When you meet with your surgeon to discuss your operation, you will be asked to sign a “consent” document for surgery. That document should list the planned operation and the name of the doctor who will be performing the operation. All of this will be a small part of a long document with a lot of legal language, basically saying that by signing the paper, you agree that you know all about the risks and benefits of the operation, and accept the risks. Both you and your doctor need to sign this document before you can go to the operating room.
The reality, of course, is that truly informed consent means much more than signing your name to a piece of paper saying that the risks and benefits of the operation have been explained to you. The consent document is just one step in the informed consent process, and it’s far from the most important one.
Informed consent means that:
- You and your surgeon talk about the risks and benefits of your operation
- You have a chance to ask questions
- Together you and your surgeon agree on a course of action.
Different people may want to know different amounts about their operation, but it’s important that you have a chance to have your questions answered to your, and your family’s, satisfaction. Signing the informed consent form means that you agree that you had that conversation – it doesn’t take the place of it.
Here are some key questions to ask your surgeon before you sign the informed consent document.
Ask your surgeon if there are other operations, or even nonsurgical options, to treat your condition.
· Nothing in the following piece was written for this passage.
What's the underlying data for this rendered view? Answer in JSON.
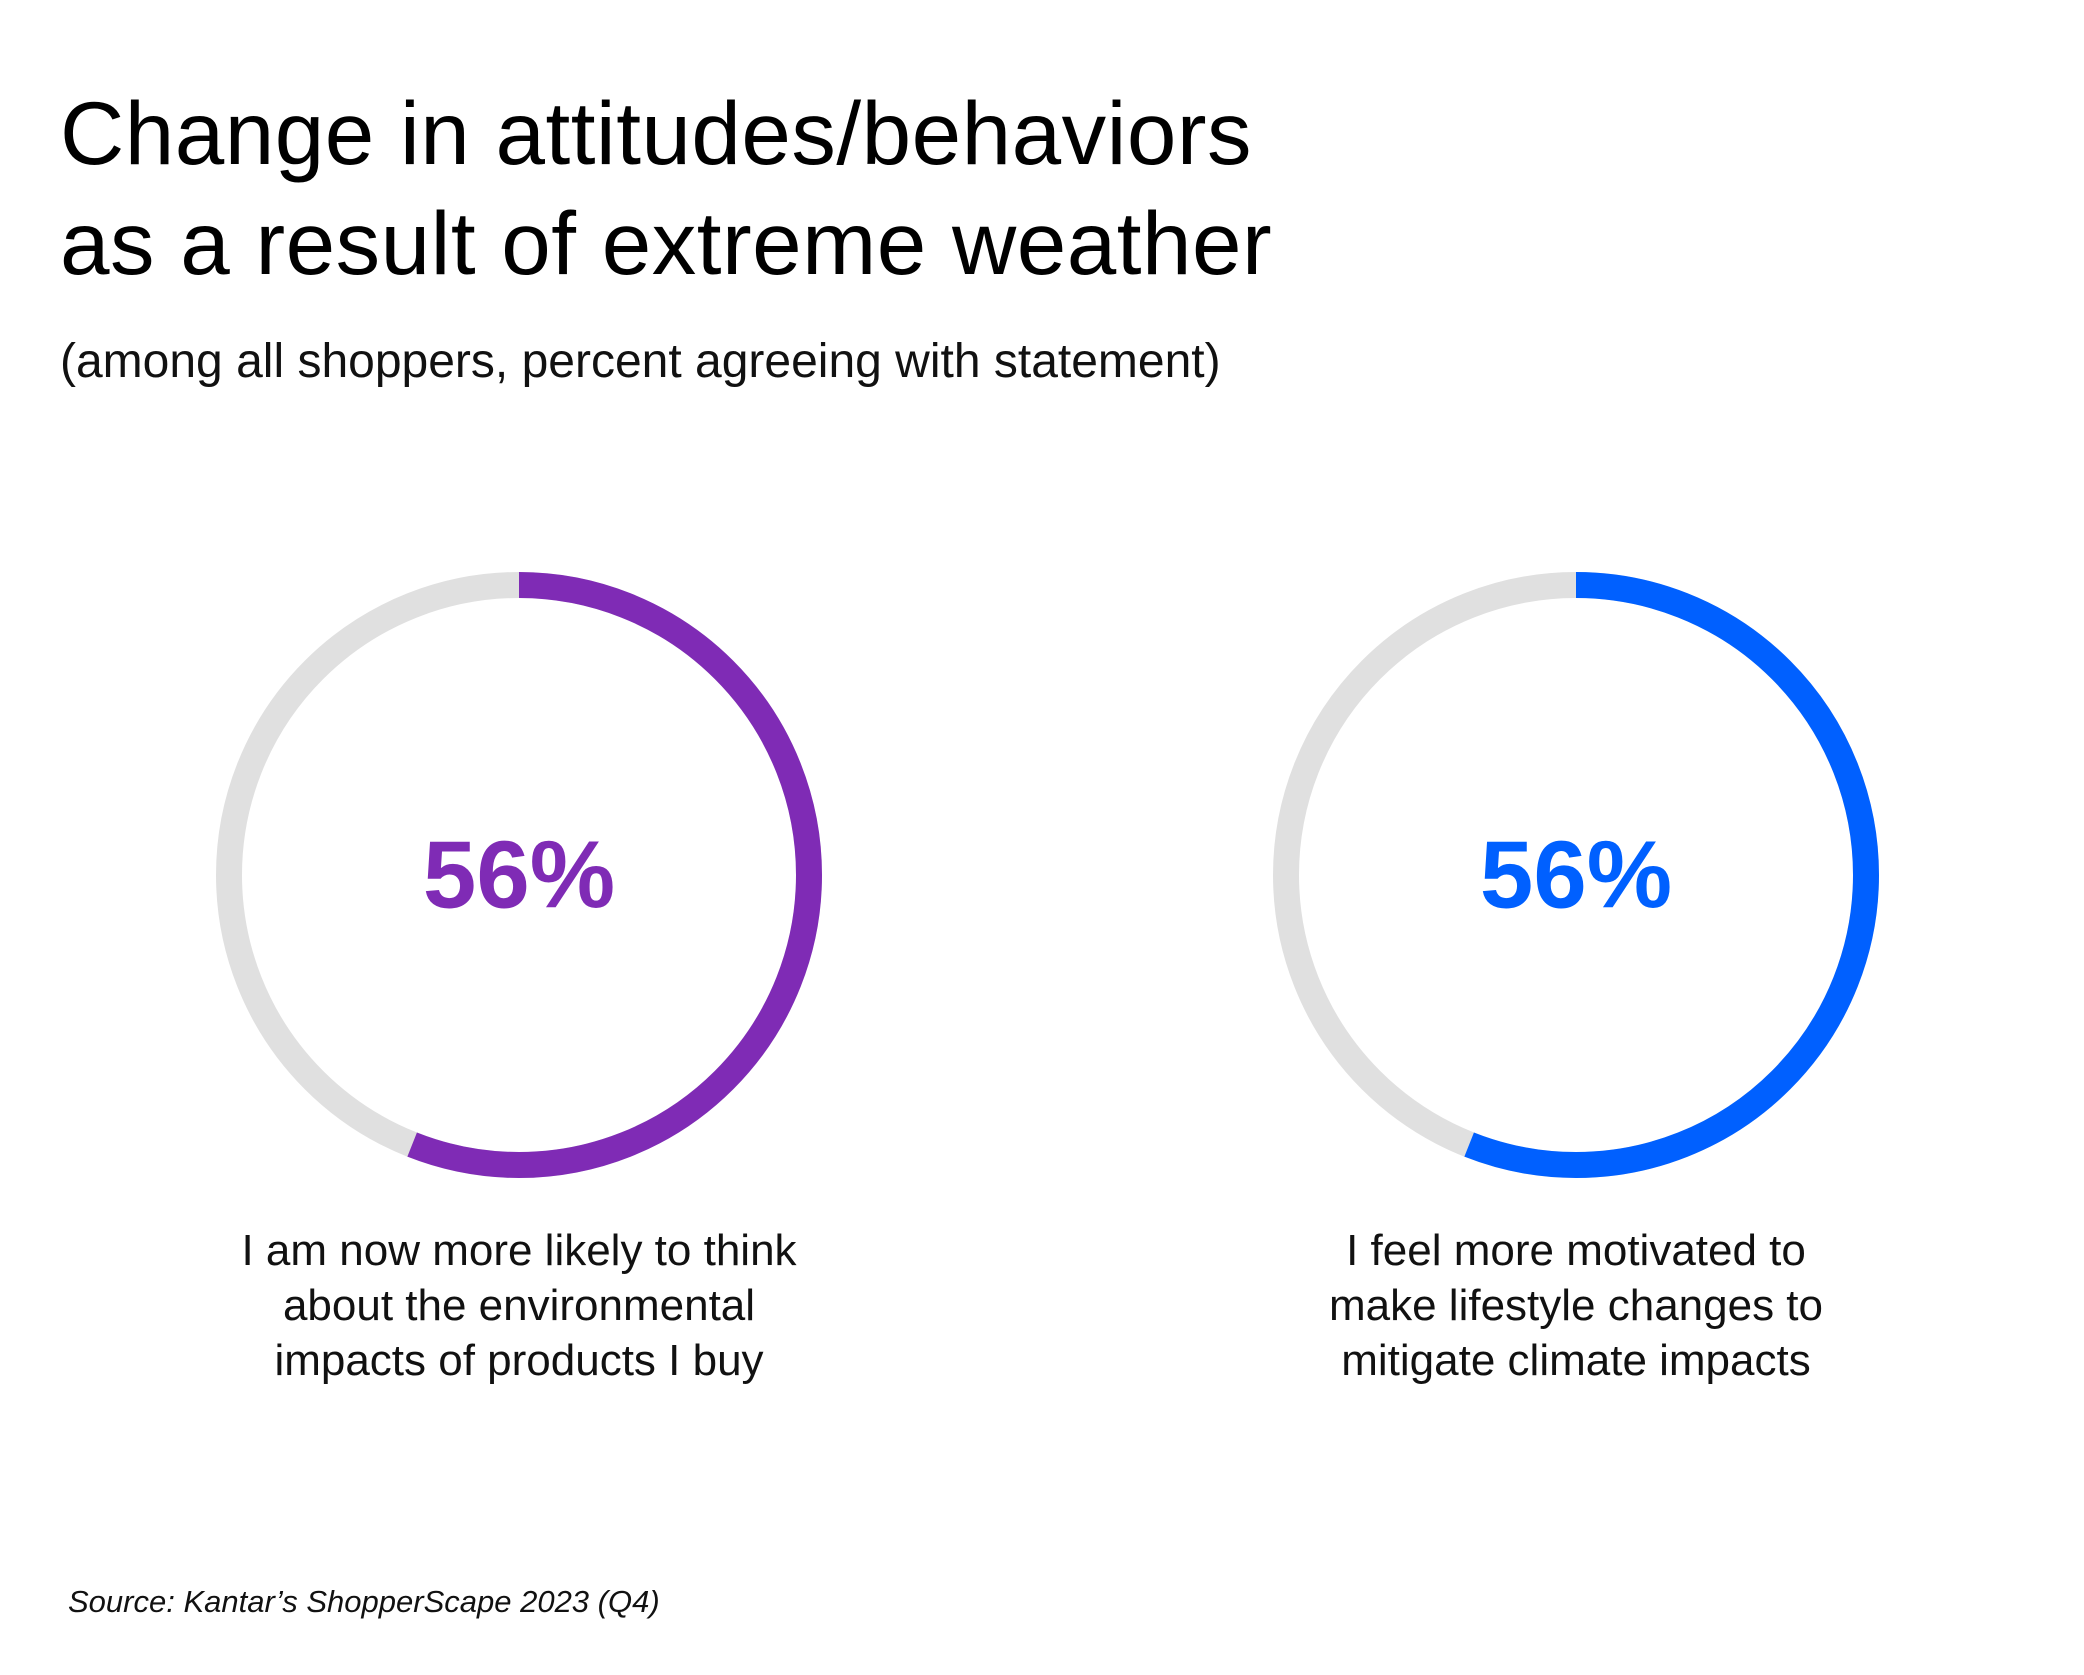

You might also ask whether there are other physicians who offer treatments that your surgeon doesn’t. No one will be upset with you for asking these questions – it’s your right to be fully informed of all your options before you sign on to have an operation.
It’s not possible to list every single bad thing that can happen as the result of an operation, but your surgeon should discuss the most common and the most serious complications associated with your operation. Some operations have complication rates of 20% or higher, and you should be prepared for the possibility that things could go wrong after surgery. Nobody, least of all you or your surgeon, wants a complication to come as a complete surprise.
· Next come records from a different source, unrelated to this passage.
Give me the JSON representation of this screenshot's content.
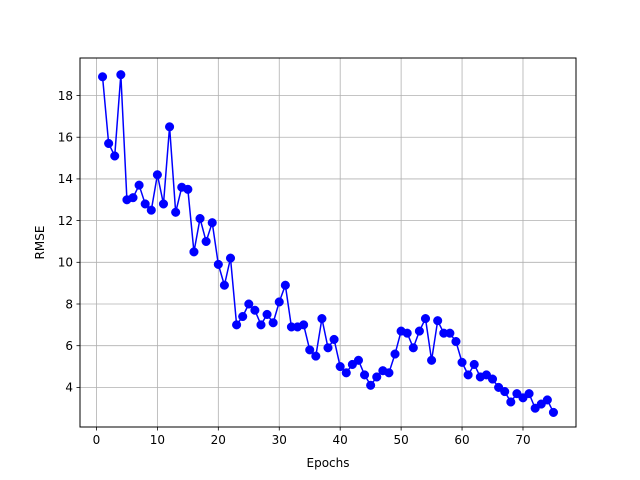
{
  "chart_data": {
    "type": "line",
    "xlabel": "Epochs",
    "ylabel": "RMSE",
    "xlim": [
      -2.7,
      78.7
    ],
    "ylim": [
      2.1,
      19.8
    ],
    "xticks": [
      0,
      10,
      20,
      30,
      40,
      50,
      60,
      70
    ],
    "yticks": [
      4,
      6,
      8,
      10,
      12,
      14,
      16,
      18
    ],
    "grid": true,
    "series": [
      {
        "color": "#0000ff",
        "marker": "circle",
        "x": [
          1,
          2,
          3,
          4,
          5,
          6,
          7,
          8,
          9,
          10,
          11,
          12,
          13,
          14,
          15,
          16,
          17,
          18,
          19,
          20,
          21,
          22,
          23,
          24,
          25,
          26,
          27,
          28,
          29,
          30,
          31,
          32,
          33,
          34,
          35,
          36,
          37,
          38,
          39,
          40,
          41,
          42,
          43,
          44,
          45,
          46,
          47,
          48,
          49,
          50,
          51,
          52,
          53,
          54,
          55,
          56,
          57,
          58,
          59,
          60,
          61,
          62,
          63,
          64,
          65,
          66,
          67,
          68,
          69,
          70,
          71,
          72,
          73,
          74,
          75
        ],
        "y": [
          18.9,
          15.7,
          15.1,
          19.0,
          13.0,
          13.1,
          13.7,
          12.8,
          12.5,
          14.2,
          12.8,
          16.5,
          12.4,
          13.6,
          13.5,
          10.5,
          12.1,
          11.0,
          11.9,
          9.9,
          8.9,
          10.2,
          7.0,
          7.4,
          8.0,
          7.7,
          7.0,
          7.5,
          7.1,
          8.1,
          8.9,
          6.9,
          6.9,
          7.0,
          5.8,
          5.5,
          7.3,
          5.9,
          6.3,
          5.0,
          4.7,
          5.1,
          5.3,
          4.6,
          4.1,
          4.5,
          4.8,
          4.7,
          5.6,
          6.7,
          6.6,
          5.9,
          6.7,
          7.3,
          5.3,
          7.2,
          6.6,
          6.6,
          6.2,
          5.2,
          4.6,
          5.1,
          4.5,
          4.6,
          4.4,
          4.0,
          3.8,
          3.3,
          3.7,
          3.5,
          3.7,
          3.0,
          3.2,
          3.4,
          2.8
        ]
      }
    ]
  }
}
To weigh the risks of surgery, you need a real understanding of what you stand to gain by having an operation. How effective is the operation at treating your condition? What level of function can you expect to regain? What will the recovery time be?
Many informed consent documents include consent to receive blood products from blood donors if necessary. Obviously, the chance that a blood transfusion will be needed during an operation varies tremendously, depending on the operation, and is almost always extremely low. However, blood product transfusions have their own risks and benefits, and you should go through the informed consent process for this as well.
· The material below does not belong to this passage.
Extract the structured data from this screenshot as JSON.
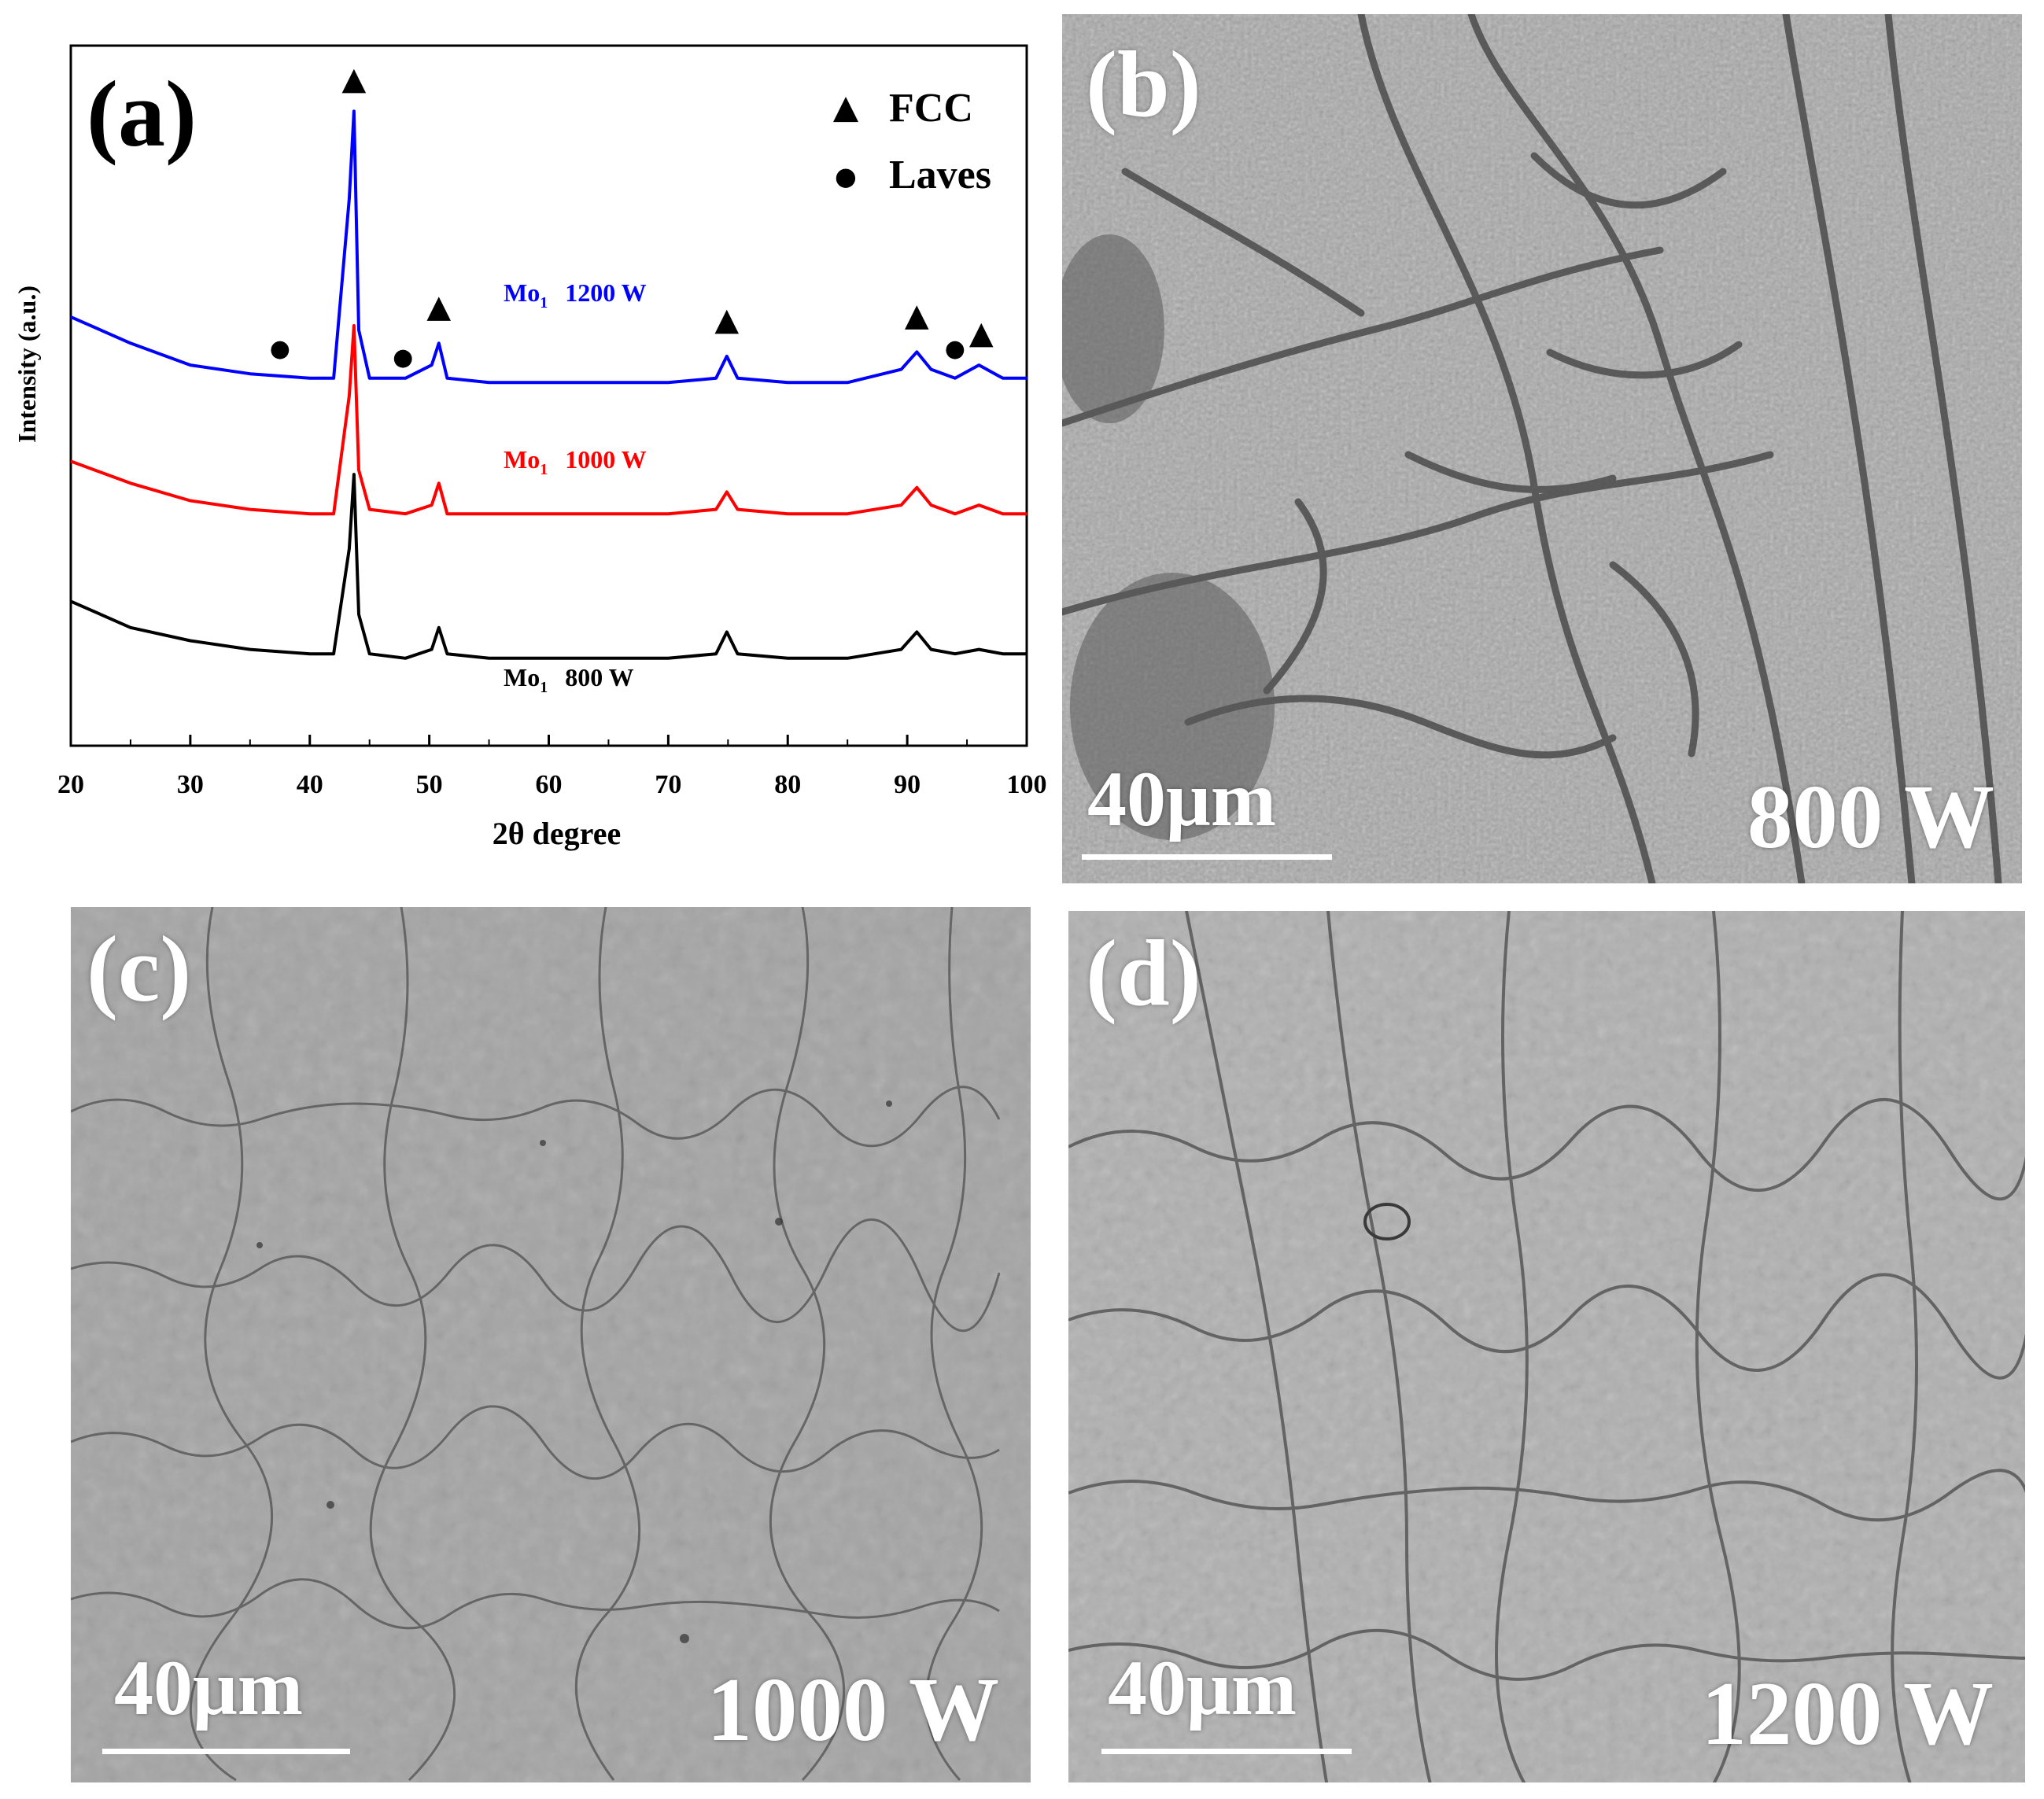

When the time comes to sign the consent form, be certain that it says what you think it should: If you are having an operation on one side of your body, the consent should include the worlds LEFT or RIGHT in big letters. The procedure listed should be the one you and your surgeon discussed. And your surgeon’s name should be listed as the person performing the procedure. Checking these details is all part of your being an engaged advocate for your own healthcare.
Finally, if the patient can’t provide consent on their own, that responsibility goes to the designated healthcare proxy. Generally, that means the parents of minors, spouses, or parents, adult children, or siblings of unmarried patients. It’s important to be sure that your family understands your wishes for healthcare, in case they are ever called upon to provide consent for you. But that’s a topic for another post.
Remember, signing the informed consent document doesn’t mean that you don’t get to ask more questions, or that you can’t change your mind about having an operation. You should always feel comfortable asking your surgical team any questions that you have, right up until you roll into the operating room.